Devo a minha mãe o hábito de cumprimentar estranhos. Apesar de tímida, e um tanto reservada em seu dia a dia, ela também tinha um genuíno interesse pelas pessoas, não importa quem fosse. O ascensorista, a vizinha que pegava o ônibus no mesmo horário que ela, o dono da padaria que puxava papo. Com todos, e sem muito esforço, ou a intenção expressa de parecer simpática, iniciava conversas banais, que aos poucos evoluíam, com o passar dos dias, meses e até mesmo dos anos, para vínculos que, embora em grande parte circunstanciais, criavam em torno dela uma rede de gentileza e cordialidade. Levei um bom tempo, talvez até demais, para compreender a verdadeira importância disso.
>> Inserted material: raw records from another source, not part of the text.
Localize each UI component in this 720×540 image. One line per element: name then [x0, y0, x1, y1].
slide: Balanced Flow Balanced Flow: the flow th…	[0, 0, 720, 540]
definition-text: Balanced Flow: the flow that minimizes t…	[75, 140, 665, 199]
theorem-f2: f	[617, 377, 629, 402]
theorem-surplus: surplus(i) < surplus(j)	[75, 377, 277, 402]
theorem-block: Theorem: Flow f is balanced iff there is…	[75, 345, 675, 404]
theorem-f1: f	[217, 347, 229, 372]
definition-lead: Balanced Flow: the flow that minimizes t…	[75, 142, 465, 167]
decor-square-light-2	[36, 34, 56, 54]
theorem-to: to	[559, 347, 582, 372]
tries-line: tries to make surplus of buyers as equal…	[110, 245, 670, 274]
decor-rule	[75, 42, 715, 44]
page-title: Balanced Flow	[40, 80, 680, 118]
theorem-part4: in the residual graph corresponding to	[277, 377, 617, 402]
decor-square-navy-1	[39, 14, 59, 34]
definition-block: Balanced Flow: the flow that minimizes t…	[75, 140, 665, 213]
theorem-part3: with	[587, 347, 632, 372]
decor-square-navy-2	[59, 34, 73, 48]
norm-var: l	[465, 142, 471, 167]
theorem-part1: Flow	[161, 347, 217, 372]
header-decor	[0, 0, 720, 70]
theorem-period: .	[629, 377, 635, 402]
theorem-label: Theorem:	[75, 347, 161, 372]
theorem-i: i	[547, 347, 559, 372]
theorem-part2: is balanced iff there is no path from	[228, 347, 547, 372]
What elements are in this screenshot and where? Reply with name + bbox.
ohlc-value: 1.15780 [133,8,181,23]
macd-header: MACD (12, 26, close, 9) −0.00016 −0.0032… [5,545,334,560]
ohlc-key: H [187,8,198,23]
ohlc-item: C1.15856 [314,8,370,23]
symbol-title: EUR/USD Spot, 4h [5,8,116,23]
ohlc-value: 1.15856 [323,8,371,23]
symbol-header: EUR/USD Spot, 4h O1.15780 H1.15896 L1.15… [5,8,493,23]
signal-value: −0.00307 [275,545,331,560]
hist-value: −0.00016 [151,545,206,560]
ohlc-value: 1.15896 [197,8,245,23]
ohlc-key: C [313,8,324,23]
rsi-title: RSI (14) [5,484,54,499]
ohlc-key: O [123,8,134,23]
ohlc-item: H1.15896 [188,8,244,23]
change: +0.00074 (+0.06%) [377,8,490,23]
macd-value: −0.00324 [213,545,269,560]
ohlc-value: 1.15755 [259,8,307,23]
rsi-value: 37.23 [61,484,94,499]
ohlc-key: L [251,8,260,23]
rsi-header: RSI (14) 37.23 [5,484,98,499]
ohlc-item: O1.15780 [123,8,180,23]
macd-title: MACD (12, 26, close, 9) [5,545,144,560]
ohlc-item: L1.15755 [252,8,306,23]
O aprendizado do que eu vou chamar aqui de civilidade cotidiana, na falta de expressão melhor, não se deu por meios tradicionais: nunca houve uma conversa, uma lição de boas maneiras na sala de estar, ou à mesa do jantar. Acontecia enquanto a vida acontecia e as situações pediam um estender de mão, um "Bom dia!", um "Como vai?".
Lembro-me como se fosse hoje de entrarmos apressados em um táxi, para escapar de um chuva inesperada e tipicamente curitibana que começava a cair no centro da cidade. Àquela altura, eu já com uns 14, 15 anos, deveria estar habituado com a fiscalização materna, mas ainda tropeçava no meu alheamento de adolescente ensimesmado. Vivia no mundo da Lua, ao qual ainda retorno com alguma frequência,
Bastava contar até três, e lá vinha o beliscão, que poderia ser literal ou verbal: "Cumprimenta o moço!". Não era a primeira nem a última vez que ouviria aquela frase, e suas variações, Os cutucões se estenderam até o fim da adolescência e, ouso confessar, mesmo quando eu já era adulto, barba na cara. Em elevadores, portarias de prédios, filas de supermercado ou balcões de confeitarias. Na vida real, enfim.
Por trás desses apelos triviais, nunca carregados de uma autoridade vazia, ou mero didatismo, mas sim de cuidado e bem querer, talvez ela quisesse me alertar sobre a importância de perceber a extensão limitada do espaço que ocupamos no mundo. Mostrar que o outro esse muitas vezes desconhecido do qual com frequência fugimos, seja por timidez, pressa ou mesmo descaso importa, sim. Ele faz diferença e, de certa forma, nos define, já que nesses pequenos gestos de sociabilidade, corriqueiros e aparentemente desimportantes, exalamos nossa essência, revelamos do que somos feitos. Uma lição de mãe nunca tarde demais para aprender, mesmo que ela e seus "beliscões" hoje só vivam em minhas lembranças.